I have put a fan on the Red Pitaya - a $1.50 USD device from eBay, 30 mm, made for a Raspberry Pi. I have it set to pull air through the case and this seems to work very well. I have Charly 25 installed on one computer, but haven't tried to link it to the RP yet.
I think when I am ready to play with SDR on the RP, instead of doing a block conversion, I'll use the RP as a 45 MHz fixed frequency IF and RF source, and use the Si5351 as the tunable local oscillator to mix to that IF. At this point, I have a fair amount of practical understanding on how to get to 45 MHz from HF with simple mixers and xtal filters, and how to use the Si5351, so should not be too difficult. A bonus is that I will have a real knob for tuning, instead of a mouse.
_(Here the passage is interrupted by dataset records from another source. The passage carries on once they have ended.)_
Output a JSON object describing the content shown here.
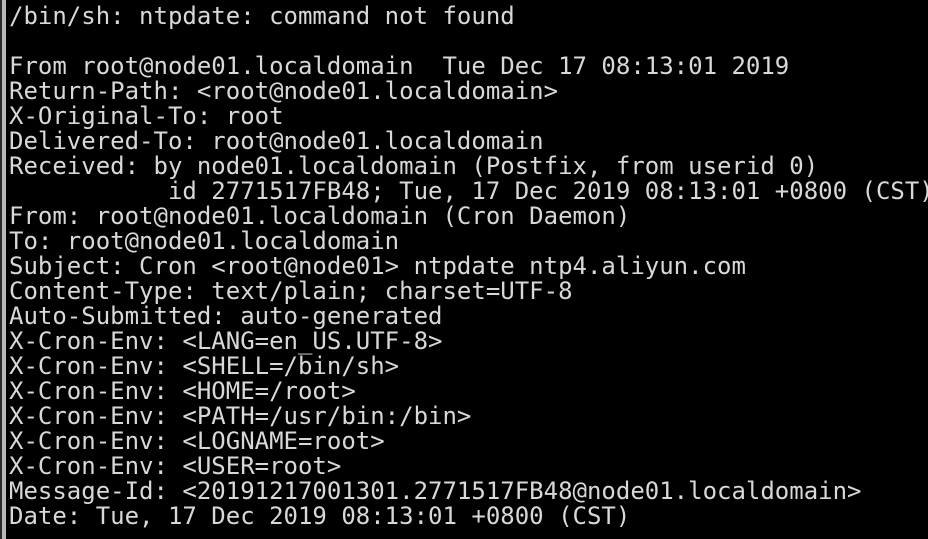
{
  "terminal": {
    "background_color": "#000000",
    "foreground_color": "#d8d8d8",
    "gutter_color": "#b8b8b8",
    "lines": [
      {
        "text": "/bin/sh: ntpdate: command not found",
        "name": "output-line-error"
      },
      {
        "text": "",
        "name": "output-line-blank"
      },
      {
        "text": "From root@node01.localdomain  Tue Dec 17 08:13:01 2019",
        "name": "output-line-from-envelope"
      },
      {
        "text": "Return-Path: <root@node01.localdomain>",
        "name": "output-line-return-path"
      },
      {
        "text": "X-Original-To: root",
        "name": "output-line-x-original-to"
      },
      {
        "text": "Delivered-To: root@node01.localdomain",
        "name": "output-line-delivered-to"
      },
      {
        "text": "Received: by node01.localdomain (Postfix, from userid 0)",
        "name": "output-line-received"
      },
      {
        "text": "           id 2771517FB48; Tue, 17 Dec 2019 08:13:01 +0800 (CST)",
        "name": "output-line-received-id"
      },
      {
        "text": "From: root@node01.localdomain (Cron Daemon)",
        "name": "output-line-from-header"
      },
      {
        "text": "To: root@node01.localdomain",
        "name": "output-line-to-header"
      },
      {
        "text": "Subject: Cron <root@node01> ntpdate ntp4.aliyun.com",
        "name": "output-line-subject"
      },
      {
        "text": "Content-Type: text/plain; charset=UTF-8",
        "name": "output-line-content-type"
      },
      {
        "text": "Auto-Submitted: auto-generated",
        "name": "output-line-auto-submitted"
      },
      {
        "text": "X-Cron-Env: <LANG=en_US.UTF-8>",
        "name": "output-line-cron-env-lang"
      },
      {
        "text": "X-Cron-Env: <SHELL=/bin/sh>",
        "name": "output-line-cron-env-shell"
      },
      {
        "text": "X-Cron-Env: <HOME=/root>",
        "name": "output-line-cron-env-home"
      },
      {
        "text": "X-Cron-Env: <PATH=/usr/bin:/bin>",
        "name": "output-line-cron-env-path"
      },
      {
        "text": "X-Cron-Env: <LOGNAME=root>",
        "name": "output-line-cron-env-logname"
      },
      {
        "text": "X-Cron-Env: <USER=root>",
        "name": "output-line-cron-env-user"
      },
      {
        "text": "Message-Id: <20191217001301.2771517FB48@node01.localdomain>",
        "name": "output-line-message-id"
      },
      {
        "text": "Date: Tue, 17 Dec 2019 08:13:01 +0800 (CST)",
        "name": "output-line-date"
      }
    ]
  }
}
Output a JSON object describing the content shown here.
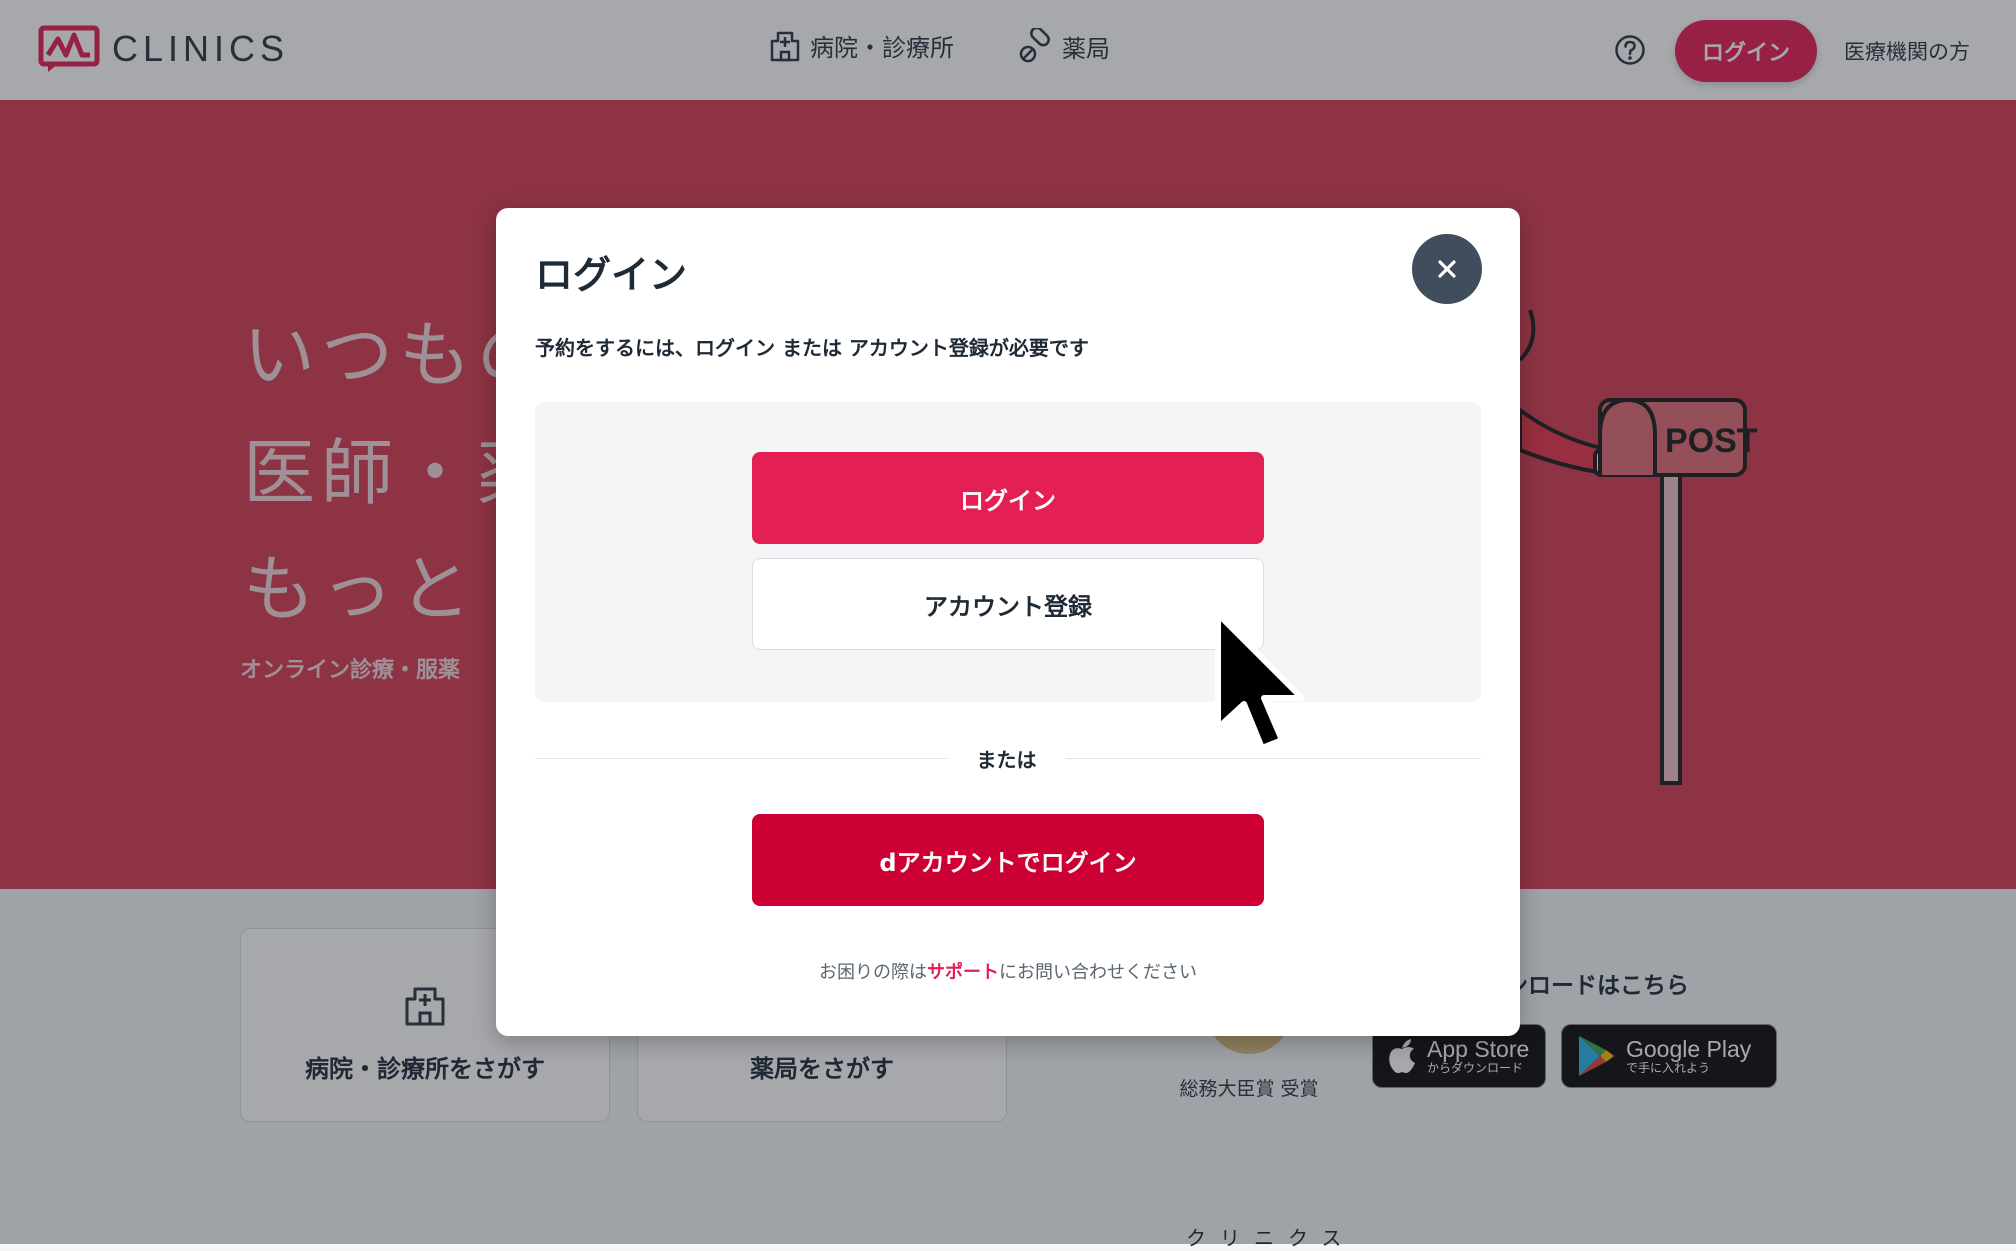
{
  "header": {
    "logo_text": "CLINICS",
    "nav_hospital": "病院・診療所",
    "nav_pharmacy": "薬局",
    "login_label": "ログイン",
    "medical_link": "医療機関の方"
  },
  "hero": {
    "line1": "いつもの",
    "line2": "医師・薬",
    "line3": "もっと",
    "subtitle": "オンライン診療・服薬",
    "mailbox_label": "POST"
  },
  "cards": {
    "hospital_label": "病院・診療所をさがす",
    "pharmacy_label": "薬局をさがす"
  },
  "award": {
    "label": "総務大臣賞 受賞"
  },
  "download": {
    "title": "ンロードはこちら",
    "apple_big": "App Store",
    "apple_small": "からダウンロード",
    "google_big": "Google Play",
    "google_small": "で手に入れよう"
  },
  "brand_kana": "クリニクス",
  "modal": {
    "title": "ログイン",
    "description": "予約をするには、ログイン または アカウント登録が必要です",
    "login_button": "ログイン",
    "register_button": "アカウント登録",
    "divider_text": "または",
    "daccount_button": "dアカウントでログイン",
    "help_prefix": "お困りの際は",
    "help_link": "サポート",
    "help_suffix": "にお問い合わせください"
  },
  "colors": {
    "brand_red": "#e41f53",
    "docomo_red": "#cc0033",
    "hero_red": "#d63c50",
    "close_button": "#3f4d5c"
  }
}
I know nothing about SAW filters, so haven't thought about how they could be useful to me. I was looking on eBay and found this filter:
EPCOS X6863D 23.4MHz SAW Filter B39234-X6863-D100, BW=1.9MHz, SIP5D, Qty.10 | eBay
The part number traces out as 23.4 MHz, even though some of the listing text says 24.4. This looks like it could be a good bandpass filter for my LO, since injection is at 23.0-23.4 MHz. I have to attenuate the LO anyway, so attenuation inside the passband is a bonus feature.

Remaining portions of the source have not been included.